Economic News Continues to Redefine 'Less Bad'

Includes: DIA, QQQ, SPY, TBT, TIP, TLT
by: Jim Delaney

The economic news recently - GDP, car sales, ISM etc. - continues to redefine “less bad” and in some cases may have morphed into what might next be called “almost, maybe, possibly, slightly good”, although I hesitate to inject too much optimism into the interpretation.

CDS spreads and the stock market have responded with incremental moves tighter and higher, although they have recently slowed to a crawl, and spreads, as measured by the CDX indices, do appear to be correcting a bit with the high grade index posting back to back lows on 111bps on Friday and Monday and then widening to 113bps yesterday.

A measly 1.8% but enough to show up on a chart that has moved from 145bps on July 10th to Monday’s number in 17 trading days. Suffice it to say that there have been other minor reversals during that journey; a 2bp move on July 21-22 and another 2bps breather from 7/27 – 7/29. If there is anything different about yesterday’s 2bps it is that a) we don’t know that 2bps is all it will be and b) 2bps at the 125bp level is a smaller percentage move than it is at 111bps.

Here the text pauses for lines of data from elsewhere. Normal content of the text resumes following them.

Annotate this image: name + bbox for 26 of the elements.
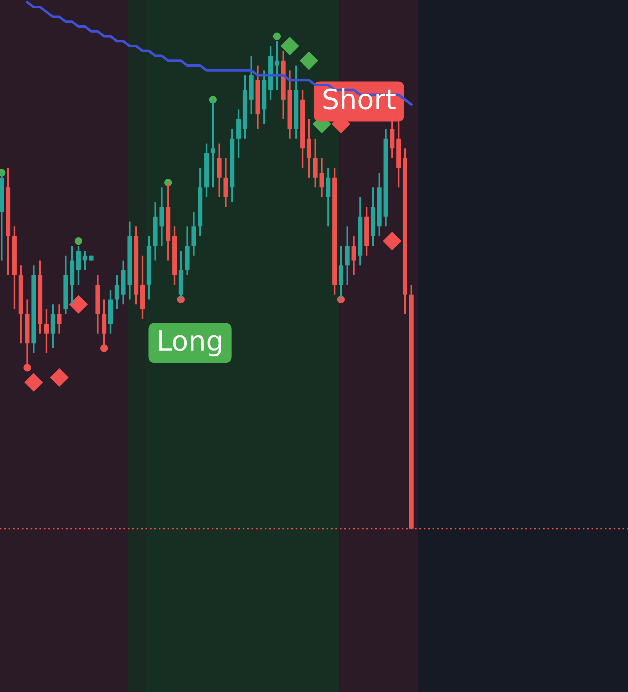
candlestick <box>57 304 62 335</box>
candlestick <box>44 308 49 354</box>
candlestick <box>352 236 356 276</box>
candlestick <box>345 226 350 286</box>
point <box>383 232 402 251</box>
candlestick <box>274 40 280 92</box>
candlestick <box>224 158 228 208</box>
annotation: Long <box>159 330 222 357</box>
candlestick <box>76 245 81 286</box>
point <box>50 368 69 388</box>
candlestick <box>313 138 318 188</box>
candlestick <box>114 274 120 310</box>
candlestick <box>306 118 312 179</box>
point <box>74 237 83 246</box>
point <box>273 32 281 40</box>
candlestick <box>192 211 196 257</box>
candlestick <box>236 108 242 160</box>
candlestick <box>217 142 222 198</box>
point <box>69 295 88 314</box>
candlestick <box>50 304 56 350</box>
point <box>280 36 300 56</box>
annotation: Short <box>324 88 396 110</box>
point <box>24 373 44 392</box>
candlestick <box>326 167 331 228</box>
candlestick <box>82 250 88 272</box>
point <box>300 52 319 70</box>
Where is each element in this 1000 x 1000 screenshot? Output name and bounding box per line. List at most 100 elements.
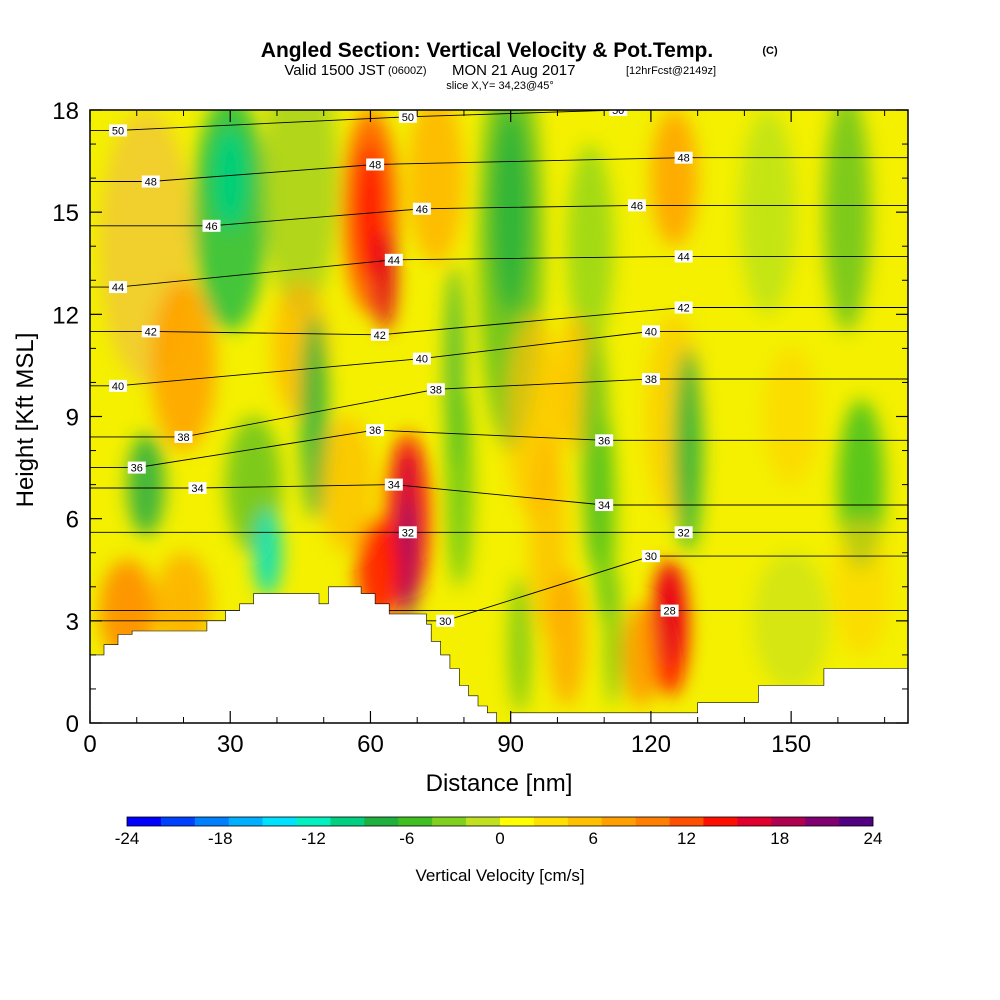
contour-label-bg [412,352,431,365]
contour-label-text: 46 [205,221,217,233]
y-tick-label: 12 [52,302,79,329]
x-tick-label: 30 [217,731,244,758]
contour-label: 36 [366,424,385,437]
contour-label-bg [609,110,628,116]
contour-label-bg [127,461,146,474]
contour-label-text: 36 [598,435,610,447]
x-tick-label: 60 [357,731,384,758]
x-axis-label: Distance [nm] [426,770,573,797]
contour-label-bg [398,526,417,539]
contour-label: 38 [641,373,660,386]
contour-label-bg [595,499,614,512]
colorbar-swatch [364,817,399,826]
velocity-cell [319,416,376,553]
velocity-cell [548,569,586,706]
contour-label-text: 42 [374,330,386,342]
contour-label-bg [398,110,417,123]
y-tick-label: 3 [66,609,79,636]
contour-label-text: 42 [145,326,157,338]
contour-label: 38 [174,430,193,444]
contour-label-bg [109,124,128,137]
contour-label-bg [412,202,431,215]
colorbar-tick-label: 0 [495,829,504,848]
y-tick-label: 0 [66,711,79,738]
contour-label-text: 40 [112,381,124,393]
contour-label-text: 38 [645,374,657,386]
contour-label-text: 32 [678,527,690,539]
velocity-cell [650,110,698,247]
velocity-cell [127,433,165,536]
velocity-cell [211,127,249,230]
colorbar-swatch [839,817,874,826]
contour-label: 44 [384,253,403,267]
velocity-cell [674,348,703,553]
contour-label-text: 48 [369,159,381,171]
colorbar-swatch [296,817,331,826]
contour-label: 46 [412,202,431,216]
contour-label: 40 [109,379,128,393]
contour-label: 32 [674,526,693,539]
contour-label-text: 32 [402,527,414,539]
velocity-cell [262,110,338,315]
contour-label-bg [674,301,693,314]
contour-label-text: 50 [112,125,124,137]
velocity-cell [833,518,890,655]
contour-label-text: 36 [131,463,143,475]
contour-label-text: 38 [430,384,442,396]
colorbar-swatch [330,817,365,826]
contour-label: 50 [398,110,417,124]
contour-label: 42 [674,301,693,315]
contour-label: 44 [674,250,693,263]
contour-label-text: 38 [177,432,189,444]
velocity-cell [739,110,796,315]
colorbar [126,816,874,827]
contour-label-text: 34 [191,483,203,495]
contour-label: 50 [109,124,128,137]
contour-label-text: 48 [678,153,690,165]
x-tick-label: 0 [83,731,96,758]
velocity-cell [604,569,623,706]
contour-label-text: 48 [145,177,157,189]
velocity-cell [253,508,282,597]
colorbar-frame [126,816,874,827]
colorbar-swatch [160,817,196,826]
contour-label-bg [674,526,693,539]
y-axis-label: Height [Kft MSL] [12,333,39,508]
contour-label-bg [426,383,445,396]
colorbar-tick-label: 24 [864,829,883,848]
colorbar-swatch [262,817,297,826]
contour-label-text: 46 [416,204,428,216]
subtitle-utc: (0600Z) [388,65,427,77]
contour-label-text: 34 [388,480,400,492]
contour-label-bg [641,550,660,563]
colorbar-ticks: -24 -18 -12 -6 0 6 12 18 24 [115,829,883,848]
contour-label-bg [627,199,646,212]
contour-label: 40 [641,325,660,338]
x-axis: 0 30 60 90 120 150 [83,110,886,758]
colorbar-tick-label: 12 [677,829,696,848]
colorbar-tick-label: 6 [589,829,598,848]
contour-label-text: 34 [598,500,610,512]
contour-label-bg [674,250,693,263]
colorbar-swatch [805,817,840,826]
contour-label: 36 [595,434,614,447]
colorbar-swatch [398,817,433,826]
colorbar-tick-label: 18 [770,829,789,848]
contour-label: 30 [641,550,660,563]
colorbar-swatch [194,817,230,826]
subtitle-date: MON 21 Aug 2017 [452,62,575,79]
contour-label-text: 40 [416,354,428,366]
colorbar-swatch [567,817,603,826]
velocity-cell [566,144,614,349]
contour-label-bg [174,430,193,443]
velocity-cell [753,552,829,689]
x-tick-label: 90 [497,731,524,758]
velocity-cell [592,416,616,621]
contour-label: 50 [609,110,628,117]
plot-area: 50 50 50 48 48 48 46 46 46 44 44 44 42 42 42 40 40 40 38 38… [90,110,908,723]
contour-label-bg [109,379,128,392]
y-tick-label: 18 [52,98,79,125]
contour-label-text: 44 [388,255,400,267]
colorbar-swatch [601,817,636,826]
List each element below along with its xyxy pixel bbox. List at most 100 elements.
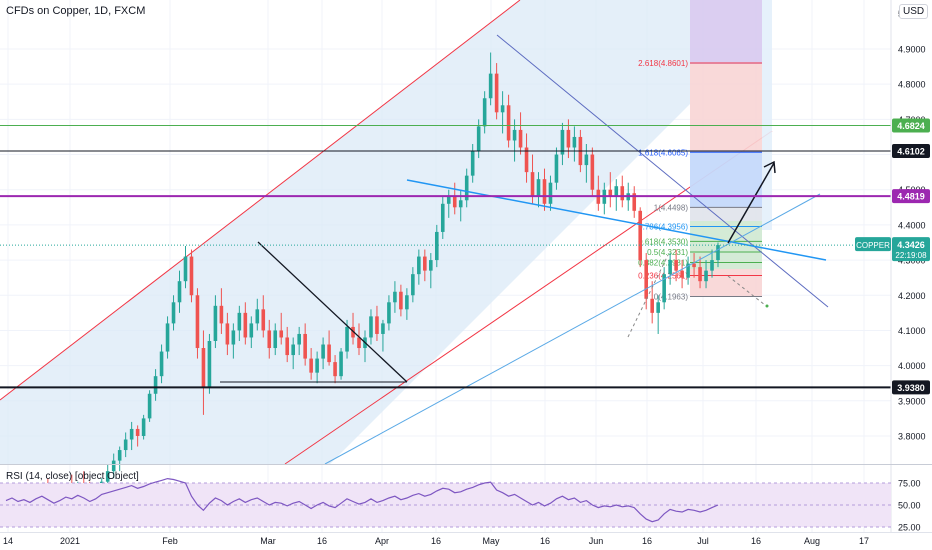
candle <box>668 253 672 285</box>
neckline[interactable] <box>406 179 827 261</box>
level-label-text: 3.9380 <box>897 383 925 393</box>
level-label-text: 4.4819 <box>897 192 925 202</box>
candle <box>237 305 242 341</box>
time-tick-label: Aug <box>804 536 820 546</box>
fib-level-label: 1.618(4.6065) <box>638 148 688 157</box>
rising-channel[interactable] <box>0 0 773 465</box>
candle-body <box>177 281 182 303</box>
triangle-upper-line[interactable] <box>257 241 408 383</box>
candle <box>423 249 427 282</box>
price-tick-label: 3.9000 <box>898 396 926 406</box>
trend-drawings[interactable] <box>220 34 829 465</box>
fib-zone-pink <box>690 269 762 296</box>
candle <box>351 312 355 345</box>
candle-body <box>494 73 499 113</box>
rsi-tick-label: 25.00 <box>898 523 921 533</box>
candle <box>183 246 188 289</box>
candle-body <box>195 295 200 349</box>
candle-body <box>231 330 236 345</box>
rsi-tick-label: 50.00 <box>898 501 921 511</box>
fib-level-label: 0.618(4.3530) <box>638 237 688 246</box>
candle <box>291 337 295 370</box>
candle <box>542 168 547 211</box>
candle <box>638 207 643 268</box>
candle-body <box>183 256 188 282</box>
candle-body <box>704 270 708 282</box>
channel-fill <box>0 0 690 464</box>
fibonacci-extension[interactable]: 2.618(4.8601) 1.618(4.6065) 1(4.4498) 0.786… <box>638 0 772 302</box>
projection-dashed-line-2[interactable] <box>727 275 766 306</box>
candle <box>494 63 499 120</box>
candle <box>123 432 128 458</box>
candle <box>698 256 702 289</box>
candle <box>632 186 637 218</box>
level-label-bg <box>892 380 930 395</box>
candle <box>357 323 361 356</box>
price-tick-label: 4.4000 <box>898 220 926 230</box>
candle-body <box>668 260 672 275</box>
candle-body <box>327 344 331 363</box>
candle-body <box>279 330 284 338</box>
candle-body <box>399 291 403 310</box>
candle-body <box>315 358 319 373</box>
candle-body <box>584 154 589 166</box>
candle <box>506 94 511 148</box>
time-tick-label: Apr <box>375 536 389 546</box>
channel-upper-line[interactable] <box>0 0 521 401</box>
candle-body <box>674 260 678 271</box>
candle-body <box>297 333 301 345</box>
candle <box>201 330 206 415</box>
candle <box>207 333 212 394</box>
candle <box>536 172 541 208</box>
candle-body <box>105 471 110 482</box>
candle <box>692 253 696 278</box>
candle <box>524 133 529 183</box>
candle <box>704 260 708 289</box>
currency-badge[interactable]: USD <box>899 4 929 19</box>
candle-body <box>357 337 361 349</box>
time-tick-label: 16 <box>642 536 652 546</box>
symbol-tag-bg <box>855 237 891 252</box>
candle <box>584 143 589 183</box>
candle <box>171 295 176 331</box>
candlestick-series[interactable] <box>4 52 720 521</box>
time-tick-label: 16 <box>317 536 327 546</box>
candle-body <box>440 203 445 232</box>
candle <box>273 323 278 356</box>
price-tag-bg <box>892 237 930 262</box>
descending-trendline[interactable] <box>496 34 829 308</box>
candle <box>327 330 331 366</box>
candle-body <box>405 295 409 310</box>
bullish-arrow[interactable] <box>727 162 775 244</box>
candle-body <box>638 210 643 261</box>
candle-body <box>566 129 571 148</box>
chart-title: CFDs on Copper, 1D, FXCM <box>6 5 146 17</box>
candle <box>662 267 666 310</box>
candle <box>686 256 690 285</box>
candle <box>674 249 678 282</box>
time-tick-label: 2021 <box>60 536 80 546</box>
candle-body <box>458 200 463 208</box>
candle <box>369 309 373 345</box>
candle <box>405 288 409 320</box>
fib-level-label: 0.786(4.3956) <box>638 222 688 231</box>
candle <box>321 337 325 370</box>
candle <box>417 249 421 285</box>
candle-body <box>518 129 523 148</box>
candle <box>297 326 301 356</box>
horizontal-levels[interactable] <box>0 125 891 389</box>
support-trendline[interactable] <box>324 193 821 465</box>
candle-body <box>351 326 355 338</box>
candle <box>381 319 385 352</box>
price-tick-label: 4.1000 <box>898 326 926 336</box>
candle <box>411 267 415 303</box>
candle-body <box>423 256 427 271</box>
candle <box>375 305 379 341</box>
candle-body <box>608 189 613 197</box>
candle <box>620 175 625 208</box>
candle-body <box>536 179 541 197</box>
candle <box>261 295 266 338</box>
candle-body <box>692 263 696 268</box>
rsi-panel[interactable]: 75.00 50.00 25.00 <box>0 477 921 533</box>
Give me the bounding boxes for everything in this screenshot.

On the high yield side of things, the recent move down started on July 8th at 1019bps hit its nadir on Monday at735bps, a 284bps or 27% move down which included a 13bp correction on 7/15 – 16 equaling 1.4% and two other 1bp corrections, which given the index level should probably more correctly be considered sideways breathers than corrections. The move yesterday was a little more noticeable with the High Yield index moving up 19bps or 2.5%. Still not one for the record books, but the biggest counter trend move we’ve seen since the July 10th descent began.

As I have mentioned before, movement in the U.S. Treasury market can have an effect on spreads and big moves in government can distort the spread market for short periods of time. The quick one and two day corrections mentioned above fit nicely into that category.

The current 30-year bond has seen its yield move from 4.30% on 7/31/2009 to 4.49% last night and while 19bps might not seem like a lot when you start with 430 of them it must be realized that a) it’s only been three trading days and b) out in the “land of the big .01” each basis point on the 4 1/4s of ’39 represents $0.16 in price movement, so 19bps equals ~$3.00. In this case a move from $99.16 down to $96.08. Not an enjoyable experience if you’re holding.

The big number is obviously Friday this week with Nonfarm Payrolls and the Unemployment rate for July being announced. The impact of those announcements could be huge. Or, as in the case of the GDP last Friday, a yawn.

As with this correction in spreads, the current M.O. in stocks seems to be wait and see.